Dr. Edwards: Yes, and that etoricoxib study was designed the way people often are treated, with the unfortunate delay before the doctor is seen and the medication is started. The AGREE trial is how I hope everybody would be treated regardless of what they’re treated with. We’re probably never going to see a good head-to-head trial among the three main types of drugs we use for acute gout—the unpredictability of flares makes it extremely difficult.

Dr. Pile: I’m curious whether or not you, as rheumatologists who specialize in gout, are surprised by the results of AGREE. My experience with colchicine over time has been more favorable than what’s suggested by AGREE.

Dr. Edwards: How do you use the colchicine?

Dr. Pile: For more than a decade I’ve been using 0.6 mg three times daily. I thought that practice was unusual until I recently read the AGREE study and realized that a lot of you have been using that regimen for a while.

Dr. Mandell: Some gout patients will take a colchicine tablet when they feel the wisp of an attack coming on and it immediately will stop the attack. That gets to the lore that if you treat a flare very early on, you may be able to abort and treat an attack very quickly. Years ago, however, I was involved in an analysis of 100 patients treated with intravenous (IV) colchicine, and we found that treatment response was unaffected by whether patients were treated early or after a delay of 48 hours. I believe colchicine behaves like a different drug when given IV—and the IV form has since been withdrawn from the market for safety concerns—but this underscores that individual responses to various agents are quite unique. I think there are some patients who are exquisitely sensitive to colchicine, while others are exquisitely sensitive to an NSAID, and so on. This means we’d need a very large sample size to tease out that variation in a trial, and that’s not likely to happen.

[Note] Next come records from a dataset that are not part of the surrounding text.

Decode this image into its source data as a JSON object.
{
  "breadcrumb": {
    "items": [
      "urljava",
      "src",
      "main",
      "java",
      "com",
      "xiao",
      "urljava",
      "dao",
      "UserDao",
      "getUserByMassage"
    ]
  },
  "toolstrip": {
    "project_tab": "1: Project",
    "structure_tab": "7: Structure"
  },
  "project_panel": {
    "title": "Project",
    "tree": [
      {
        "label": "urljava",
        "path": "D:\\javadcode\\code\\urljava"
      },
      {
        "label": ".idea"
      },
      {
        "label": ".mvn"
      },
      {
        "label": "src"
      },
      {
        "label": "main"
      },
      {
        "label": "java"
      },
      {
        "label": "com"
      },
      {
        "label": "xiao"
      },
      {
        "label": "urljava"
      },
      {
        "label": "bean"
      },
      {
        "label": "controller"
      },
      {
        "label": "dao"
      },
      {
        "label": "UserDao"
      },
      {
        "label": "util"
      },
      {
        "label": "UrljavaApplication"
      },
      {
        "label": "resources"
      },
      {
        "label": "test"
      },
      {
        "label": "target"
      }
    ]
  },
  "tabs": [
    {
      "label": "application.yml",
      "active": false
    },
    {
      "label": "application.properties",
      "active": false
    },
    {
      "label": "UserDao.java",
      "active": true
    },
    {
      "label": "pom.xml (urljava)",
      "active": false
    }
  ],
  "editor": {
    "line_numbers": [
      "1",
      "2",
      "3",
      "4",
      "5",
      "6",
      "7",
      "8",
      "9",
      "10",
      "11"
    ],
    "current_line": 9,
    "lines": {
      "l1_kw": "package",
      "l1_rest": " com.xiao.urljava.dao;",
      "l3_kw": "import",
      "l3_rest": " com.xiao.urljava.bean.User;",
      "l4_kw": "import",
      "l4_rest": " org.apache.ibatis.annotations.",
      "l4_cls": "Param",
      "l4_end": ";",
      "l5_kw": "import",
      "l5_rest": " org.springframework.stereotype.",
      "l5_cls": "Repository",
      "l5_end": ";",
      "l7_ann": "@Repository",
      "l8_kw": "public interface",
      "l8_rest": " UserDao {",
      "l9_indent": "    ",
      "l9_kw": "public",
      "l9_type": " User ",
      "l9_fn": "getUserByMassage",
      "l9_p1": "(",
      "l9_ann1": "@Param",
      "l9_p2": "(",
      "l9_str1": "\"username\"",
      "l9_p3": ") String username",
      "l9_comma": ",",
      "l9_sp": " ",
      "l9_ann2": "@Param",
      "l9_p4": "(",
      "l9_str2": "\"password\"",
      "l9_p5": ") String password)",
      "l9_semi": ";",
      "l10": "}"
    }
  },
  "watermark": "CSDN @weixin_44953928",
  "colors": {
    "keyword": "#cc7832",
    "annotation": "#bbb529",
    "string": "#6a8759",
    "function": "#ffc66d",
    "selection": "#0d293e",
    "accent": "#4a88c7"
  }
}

Dr. Edwards: I too have had gout patients who tell me they get this premonition of an attack—a feeling that “something just isn’t right”—hours before they actually feel any pain from the attack. A lot of them tell me they’ve learned over time that if they take a colchicine tablet when they get this premonition—or an extra colchicine tablet, as some are on colchicine maintenance therapy (typically one or two tablets a day) plus whatever other background therapy they’re on—they don’t get the flare or the flare is diminished.

Dr. Mandell: I’d like to wrap up this portion by getting your sense of whether there’s a difference in efficacy for treating acute attacks among the drug classes we’ve discussed.

Dr. Edwards: I believe the IL-1 inhibitors are probably the most potent agents for aborting a gout attack, followed by steroids, which I think have a leg up on both colchicine and NSAIDs. The latter two options probably are equally effective in aborting an acute attack.

Dr. Sundy: Yes, I would rank them the same way.